The unwritten rules come more from my experience in dog parks. On your next trip to the park, keep these unwritten etiquette rules in mind:
- Don't bring food! Don't bring your lunch, even on the most beautiful day, to have a picnic in an off-leash park. It can create a mob scene, cause fights, and even lead to some dogs getting ill.
- Don't feed treats to other dogs! If you bring treats for your own dog, make sure they're in a sealed bag, and don't offer them to other dogs without asking permission. Some people will bring treats because they're trying to train their dogs in the park, and that's okay, as long as you don't interfere with the diet and training of other pets. (Remember, some pets may be on a diet, have food allergies, etc.)
- Don't discipline another owner's dog! You don't want someone telling your dog or your child what to do any more than someone else does! Please be respectful. If you disagree with something another dog is doing, kindly and politely approach the dog's owner with your concerns.
- Consider optional vaccines!

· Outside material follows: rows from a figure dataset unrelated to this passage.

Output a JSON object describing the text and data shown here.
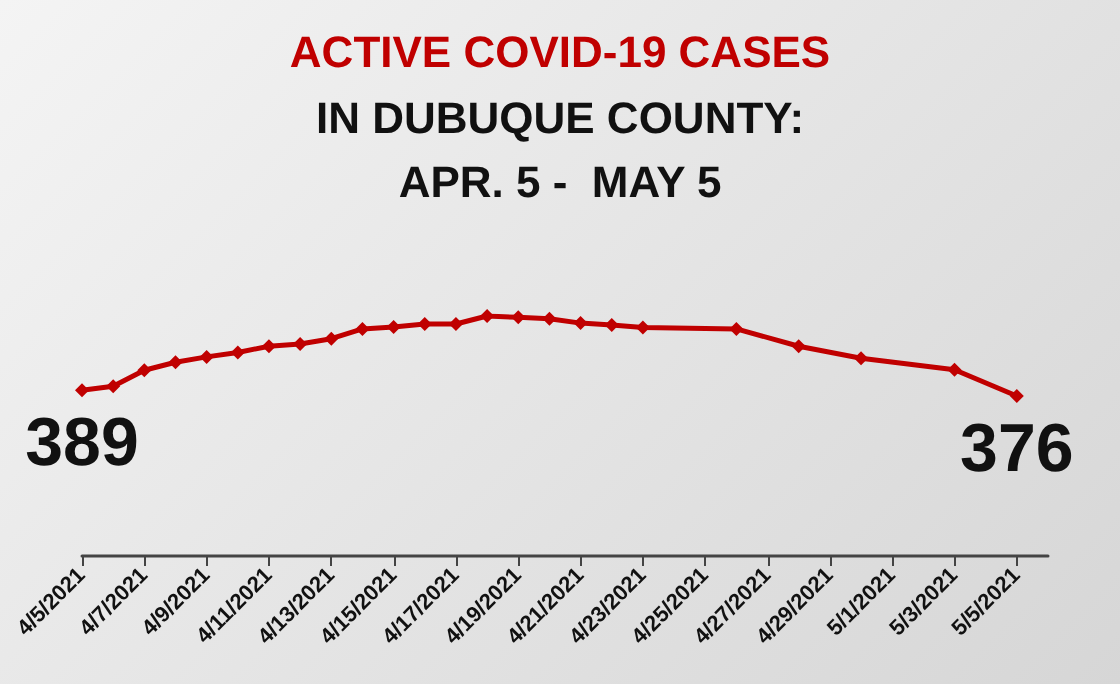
{
  "chart_data": {
    "type": "line",
    "title": "ACTIVE COVID-19 CASES",
    "subtitle": "IN DUBUQUE COUNTY:\nAPR. 5 -  MAY 5",
    "x": [
      "2021-04-05",
      "2021-04-06",
      "2021-04-07",
      "2021-04-08",
      "2021-04-09",
      "2021-04-10",
      "2021-04-11",
      "2021-04-12",
      "2021-04-13",
      "2021-04-14",
      "2021-04-15",
      "2021-04-16",
      "2021-04-17",
      "2021-04-18",
      "2021-04-19",
      "2021-04-20",
      "2021-04-21",
      "2021-04-22",
      "2021-04-23",
      "2021-04-26",
      "2021-04-28",
      "2021-04-30",
      "2021-05-03",
      "2021-05-05"
    ],
    "series": [
      {
        "color": "#c00000",
        "values": [
          389,
          398,
          434,
          452,
          464,
          474,
          488,
          493,
          505,
          527,
          531,
          538,
          538,
          556,
          553,
          550,
          540,
          536,
          530,
          527,
          488,
          461,
          435,
          376
        ],
        "value_labels": [
          "389",
          null,
          null,
          null,
          null,
          null,
          null,
          null,
          null,
          null,
          null,
          null,
          null,
          null,
          null,
          null,
          null,
          null,
          null,
          null,
          null,
          null,
          null,
          "376"
        ]
      }
    ],
    "xlim": [
      "2021-04-05",
      "2021-05-06"
    ],
    "xticks": [
      {
        "value": "2021-04-05",
        "label": "4/5/2021"
      },
      {
        "value": "2021-04-07",
        "label": "4/7/2021"
      },
      {
        "value": "2021-04-09",
        "label": "4/9/2021"
      },
      {
        "value": "2021-04-11",
        "label": "4/11/2021"
      },
      {
        "value": "2021-04-13",
        "label": "4/13/2021"
      },
      {
        "value": "2021-04-15",
        "label": "4/15/2021"
      },
      {
        "value": "2021-04-17",
        "label": "4/17/2021"
      },
      {
        "value": "2021-04-19",
        "label": "4/19/2021"
      },
      {
        "value": "2021-04-21",
        "label": "4/21/2021"
      },
      {
        "value": "2021-04-23",
        "label": "4/23/2021"
      },
      {
        "value": "2021-04-25",
        "label": "4/25/2021"
      },
      {
        "value": "2021-04-27",
        "label": "4/27/2021"
      },
      {
        "value": "2021-04-29",
        "label": "4/29/2021"
      },
      {
        "value": "2021-05-01",
        "label": "5/1/2021"
      },
      {
        "value": "2021-05-03",
        "label": "5/3/2021"
      },
      {
        "value": "2021-05-05",
        "label": "5/5/2021"
      }
    ],
    "tick_labels": "x",
    "grid": false,
    "marker": "diamond",
    "line_style": "solid"
  }
}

Sure the sign at the front says required vaccines (which typically are just one or two depending on the state/county you live in), but you might want to consider vaccinating your dog against kennel cough and the dog flu if you're making frequent trips to the dog park. The canine influenza outbreak in the Chicago area is a good example of why! Giving optional vaccines that are for viruses that are common in "communal environments" is a wise idea.
- Don't bring aggressive dogs! If your dog is aggressive toward other dogs or other people, don't bring them to the park at all. You can consider bringing them if they wear a muzzle or head lead, but please be aware that many dogs are more aggressive when they're on a leash and/or can become easy targets for hyper dogs at the park, which just adds to your dog's fear and aggression issues.
- Don't bring young kids, or if you do, make sure that they leave other dogs alone! Don't expect other owners to stop their dogs from accidentally knocking your young child over, accidentally hurting them, or growling or snapping if your kid grabs the dog's tail. You bring your child at your own risk and have to assume responsibility for that.
- Clean up trash and debris! If you see partial tennis balls, fabric off of toys, plastic, cigarette butts (please don't leave these lying around at the park), sunglasses, or any other debris, please chip in and pick it up. You wouldn't want your dog grabbing any of that stuff, and if Joe saw it lying there and just ignored it, you would be annoyed. You'll help everyone's dog stay safe!
If you follow these simple unwritten rules on dog park etiquette, you and Fido will be loved and cherished members of the dog park!